No dia em que termina o segundo período do ensino obrigatório, os alunos estão cansados do ensino online e há muitos professores em pré-'burnout'. Além da aprendizagem, os diretores escolares também estão preocupados com a saúde mental dos alunos.
Foto de Paulete Matos

Termina esta sexta-feira o segundo período do ensino obrigatório. Depois de três meses de aulas, em que a maioria do tempo foi passada em casa, regista-se uma diferença em relação à primeira experiência de ensino à distância, que começou em março do passado ano letivo, nomeadamente na melhoria da literacia digital de professores e alunos, e no maior número de equipamentos distribuídos.

Mas “nada substitui a presença dos alunos na sala de aula e o convívio na escola”, diz Manuel Pereira, presidente da Associação Nacional de Dirigentes Escolares (ANDE). “Não houve abandono físico, porque nós conhecemos os alunos, sabemos onde vivem e em caso de necessidade vamos saber o que se passa.  Mas houve um abandono do interesse e motivação pela escola”, acrescentou o também diretor do Agrupamento de Escolas General Serpa Pinto, em Cinfães.

De acordo com Manuel Pereira, "não é fácil ter os adolescentes agarrados, durante todo o dia, às aulas através de um computador”. O diretor contou à Lusa que os professores foram-se apercebendo ao longo do 2.º período da “falta de interesse, cansaço e até um esgotamento em relação às novas tecnologias”.

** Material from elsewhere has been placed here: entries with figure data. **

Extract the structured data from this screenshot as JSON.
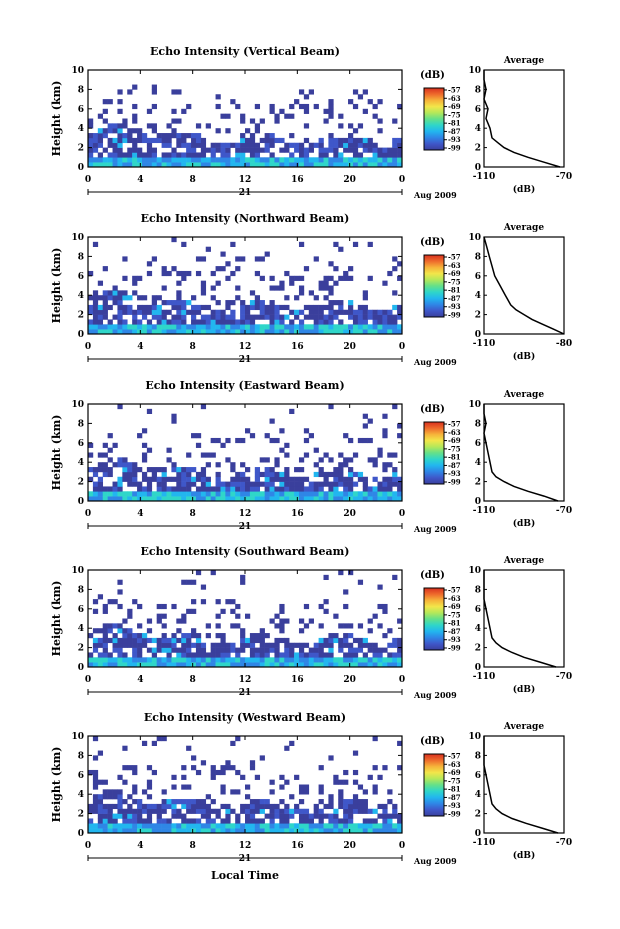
{
  "figure": {
    "x_label": "Local Time",
    "date_label": "Aug 2009",
    "day_label": "21",
    "y_label": "Height (km)",
    "colorbar_unit": "(dB)",
    "colorbar_ticks": [
      "-57",
      "-63",
      "-69",
      "-75",
      "-81",
      "-87",
      "-93",
      "-99"
    ],
    "colorbar_colors": [
      "#3a3f9c",
      "#3f57c9",
      "#2f86e6",
      "#22b6ef",
      "#2fd6c9",
      "#64e08a",
      "#b4e85a",
      "#f2e64a",
      "#f6b33a",
      "#ee6a2c",
      "#d8301f"
    ],
    "average_title": "Average",
    "average_xlabel": "(dB)",
    "x_ticks": [
      "0",
      "4",
      "8",
      "12",
      "16",
      "20",
      "0"
    ],
    "y_ticks": [
      "0",
      "2",
      "4",
      "6",
      "8",
      "10"
    ]
  },
  "panels": [
    {
      "title": "Echo Intensity (Vertical Beam)",
      "avg_x_ticks": [
        "-110",
        "-70"
      ]
    },
    {
      "title": "Echo Intensity (Northward Beam)",
      "avg_x_ticks": [
        "-110",
        "-80"
      ]
    },
    {
      "title": "Echo Intensity (Eastward Beam)",
      "avg_x_ticks": [
        "-110",
        "-70"
      ]
    },
    {
      "title": "Echo Intensity (Southward Beam)",
      "avg_x_ticks": [
        "-110",
        "-70"
      ]
    },
    {
      "title": "Echo Intensity (Westward Beam)",
      "avg_x_ticks": [
        "-110",
        "-70"
      ]
    }
  ],
  "chart_data": [
    {
      "type": "heatmap",
      "title": "Echo Intensity (Vertical Beam)",
      "xlabel": "Local Time",
      "ylabel": "Height (km)",
      "xlim": [
        0,
        24
      ],
      "ylim": [
        0,
        10
      ],
      "colorbar_range_db": [
        -99,
        -57
      ],
      "average_profile": {
        "type": "line",
        "title": "Average",
        "xlabel": "(dB)",
        "xlim": [
          -110,
          -70
        ],
        "ylim": [
          0,
          10
        ],
        "x": [
          -72,
          -80,
          -88,
          -95,
          -100,
          -103,
          -106,
          -107,
          -109,
          -108,
          -110,
          -109,
          -110,
          -111
        ],
        "y": [
          0,
          0.5,
          1,
          1.5,
          2,
          2.5,
          3,
          4,
          5,
          6,
          7,
          8,
          9,
          10
        ]
      }
    },
    {
      "type": "heatmap",
      "title": "Echo Intensity (Northward Beam)",
      "xlabel": "Local Time",
      "ylabel": "Height (km)",
      "xlim": [
        0,
        24
      ],
      "ylim": [
        0,
        10
      ],
      "colorbar_range_db": [
        -99,
        -57
      ],
      "average_profile": {
        "type": "line",
        "title": "Average",
        "xlabel": "(dB)",
        "xlim": [
          -110,
          -80
        ],
        "ylim": [
          0,
          10
        ],
        "x": [
          -80,
          -84,
          -88,
          -92,
          -95,
          -98,
          -100,
          -102,
          -104,
          -106,
          -107,
          -108,
          -109,
          -110
        ],
        "y": [
          0,
          0.5,
          1,
          1.5,
          2,
          2.5,
          3,
          4,
          5,
          6,
          7,
          8,
          9,
          10
        ]
      }
    },
    {
      "type": "heatmap",
      "title": "Echo Intensity (Eastward Beam)",
      "xlabel": "Local Time",
      "ylabel": "Height (km)",
      "xlim": [
        0,
        24
      ],
      "ylim": [
        0,
        10
      ],
      "colorbar_range_db": [
        -99,
        -57
      ],
      "average_profile": {
        "type": "line",
        "title": "Average",
        "xlabel": "(dB)",
        "xlim": [
          -110,
          -70
        ],
        "ylim": [
          0,
          10
        ],
        "x": [
          -73,
          -80,
          -88,
          -95,
          -100,
          -104,
          -106,
          -107,
          -108,
          -109,
          -110,
          -109,
          -110,
          -111
        ],
        "y": [
          0,
          0.5,
          1,
          1.5,
          2,
          2.5,
          3,
          4,
          5,
          6,
          7,
          8,
          9,
          10
        ]
      }
    },
    {
      "type": "heatmap",
      "title": "Echo Intensity (Southward Beam)",
      "xlabel": "Local Time",
      "ylabel": "Height (km)",
      "xlim": [
        0,
        24
      ],
      "ylim": [
        0,
        10
      ],
      "colorbar_range_db": [
        -99,
        -57
      ],
      "average_profile": {
        "type": "line",
        "title": "Average",
        "xlabel": "(dB)",
        "xlim": [
          -110,
          -70
        ],
        "ylim": [
          0,
          10
        ],
        "x": [
          -74,
          -82,
          -90,
          -96,
          -101,
          -104,
          -106,
          -107,
          -108,
          -109,
          -110,
          -111,
          -111,
          -112
        ],
        "y": [
          0,
          0.5,
          1,
          1.5,
          2,
          2.5,
          3,
          4,
          5,
          6,
          7,
          8,
          9,
          10
        ]
      }
    },
    {
      "type": "heatmap",
      "title": "Echo Intensity (Westward Beam)",
      "xlabel": "Local Time",
      "ylabel": "Height (km)",
      "xlim": [
        0,
        24
      ],
      "ylim": [
        0,
        10
      ],
      "colorbar_range_db": [
        -99,
        -57
      ],
      "average_profile": {
        "type": "line",
        "title": "Average",
        "xlabel": "(dB)",
        "xlim": [
          -110,
          -70
        ],
        "ylim": [
          0,
          10
        ],
        "x": [
          -73,
          -81,
          -89,
          -96,
          -101,
          -104,
          -106,
          -107,
          -108,
          -109,
          -110,
          -110,
          -111,
          -112
        ],
        "y": [
          0,
          0.5,
          1,
          1.5,
          2,
          2.5,
          3,
          4,
          5,
          6,
          7,
          8,
          9,
          10
        ]
      }
    }
  ]
}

Além destas preocupações, e das aprendizagens que ficaram para trás, existe ainda a questão da saúde mental, que também preocupa os professores. Filinto Lima, presidente da Associação Nacional de Diretores de Agrupamentos e Escolas Públicas (ANDAEP), disse à Lusa que “a escola é um espaço de socialização fundamental e os alunos estão cansados de estar em casa. Querem estar na escola com os colegas”. O professor defende também a necessidade de se “reforçar o número de técnicos especializados nas escolas, em especial os psicólogos”.

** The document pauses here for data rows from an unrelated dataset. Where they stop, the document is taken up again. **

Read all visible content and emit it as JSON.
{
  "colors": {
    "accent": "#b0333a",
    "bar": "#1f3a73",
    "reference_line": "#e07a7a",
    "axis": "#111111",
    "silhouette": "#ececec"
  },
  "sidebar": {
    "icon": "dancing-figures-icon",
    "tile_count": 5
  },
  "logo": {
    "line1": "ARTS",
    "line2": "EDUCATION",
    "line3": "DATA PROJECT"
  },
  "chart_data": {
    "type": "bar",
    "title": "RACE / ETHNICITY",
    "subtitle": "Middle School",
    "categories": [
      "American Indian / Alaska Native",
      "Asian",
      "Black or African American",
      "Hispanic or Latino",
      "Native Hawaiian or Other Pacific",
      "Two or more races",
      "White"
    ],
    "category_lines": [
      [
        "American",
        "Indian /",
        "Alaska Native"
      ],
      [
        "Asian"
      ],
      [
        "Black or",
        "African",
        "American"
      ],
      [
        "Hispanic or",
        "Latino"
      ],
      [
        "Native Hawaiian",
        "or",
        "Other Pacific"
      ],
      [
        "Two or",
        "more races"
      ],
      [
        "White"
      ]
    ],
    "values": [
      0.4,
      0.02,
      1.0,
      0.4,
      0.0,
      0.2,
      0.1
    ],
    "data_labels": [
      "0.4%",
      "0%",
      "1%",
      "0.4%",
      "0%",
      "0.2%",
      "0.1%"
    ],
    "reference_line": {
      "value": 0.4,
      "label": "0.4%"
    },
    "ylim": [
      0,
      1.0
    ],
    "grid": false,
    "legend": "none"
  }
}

Professores em situação de pré-‘burnout’

Também os professores estão a sofrer com as alterações impostas pela pandemia. “Temos muitos professores em situação de pré-‘burnout’. Passaram a ter muito mais trabalho em casa do que tinham na escola. Além de que muitos se viram perante a difícil tarefa de tentar conciliar o trabalho com a vida familiar. Temos muitos professores que são também pais e estiveram a dar aulas enquanto os filhos também tinham aulas e precisavam de apoio”, diz manuel Pereira.

Uma das novas tarefas que muitos professores tiveram de desempenhar foi, por exemplo, ter de ir a casa dos alunos para os ajudar a entrar na sala de aula online.

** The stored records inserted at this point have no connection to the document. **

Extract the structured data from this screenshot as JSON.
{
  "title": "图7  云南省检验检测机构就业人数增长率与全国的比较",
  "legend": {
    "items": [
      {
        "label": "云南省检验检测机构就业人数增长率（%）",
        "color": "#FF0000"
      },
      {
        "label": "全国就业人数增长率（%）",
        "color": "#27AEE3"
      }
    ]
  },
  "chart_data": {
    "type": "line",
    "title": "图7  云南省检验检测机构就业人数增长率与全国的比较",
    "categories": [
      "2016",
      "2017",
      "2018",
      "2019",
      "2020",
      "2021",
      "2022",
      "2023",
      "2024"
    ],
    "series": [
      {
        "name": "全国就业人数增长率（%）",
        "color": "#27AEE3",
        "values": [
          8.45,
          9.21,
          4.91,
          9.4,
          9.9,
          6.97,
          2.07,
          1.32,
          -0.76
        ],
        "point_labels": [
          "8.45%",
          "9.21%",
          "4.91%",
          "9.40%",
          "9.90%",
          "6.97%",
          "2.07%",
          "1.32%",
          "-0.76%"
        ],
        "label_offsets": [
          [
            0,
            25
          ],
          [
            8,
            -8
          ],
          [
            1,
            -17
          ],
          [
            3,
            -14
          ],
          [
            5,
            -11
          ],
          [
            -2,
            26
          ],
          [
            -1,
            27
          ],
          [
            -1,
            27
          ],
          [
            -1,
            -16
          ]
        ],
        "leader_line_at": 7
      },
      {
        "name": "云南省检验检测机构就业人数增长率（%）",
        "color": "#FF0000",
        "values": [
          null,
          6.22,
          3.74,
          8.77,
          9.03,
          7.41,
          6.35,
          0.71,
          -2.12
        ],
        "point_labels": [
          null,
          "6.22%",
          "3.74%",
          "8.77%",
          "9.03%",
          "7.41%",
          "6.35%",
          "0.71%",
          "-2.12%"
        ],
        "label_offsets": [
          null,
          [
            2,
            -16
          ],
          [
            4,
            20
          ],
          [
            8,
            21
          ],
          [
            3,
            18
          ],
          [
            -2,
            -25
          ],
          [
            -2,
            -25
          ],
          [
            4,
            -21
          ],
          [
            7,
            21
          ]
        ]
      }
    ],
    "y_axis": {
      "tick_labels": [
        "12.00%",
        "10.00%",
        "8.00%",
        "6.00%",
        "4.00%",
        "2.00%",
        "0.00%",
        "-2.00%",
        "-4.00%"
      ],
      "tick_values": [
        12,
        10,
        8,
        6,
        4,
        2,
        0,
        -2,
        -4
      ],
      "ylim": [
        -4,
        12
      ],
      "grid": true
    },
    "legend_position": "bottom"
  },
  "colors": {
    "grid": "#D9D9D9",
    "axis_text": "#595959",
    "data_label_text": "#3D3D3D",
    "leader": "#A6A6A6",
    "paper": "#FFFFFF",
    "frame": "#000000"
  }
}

O problema da aprendizagem foi mais difícil entre os alunos mais novos, devido à falta de autonomia e à dificuldade de concentração nas aulas, situação que se agravou em caso de ausência de um apoio familiar sólido. O presidente da ANDAEP estima que a recuperação das aprendizagens por parte destes alunos será um processo demorado, que não ficará resolvido em breve.

Os diretores sublinham que as escolas são lugares seguros e que são raros os casos de infeção entre a comunidade escolar. Desde janeiro, foram realizados cerca de 150 mil rastreios à covid-19 nas escolas. Foi registada uma taxa de positividade pouco superior a 0,1%.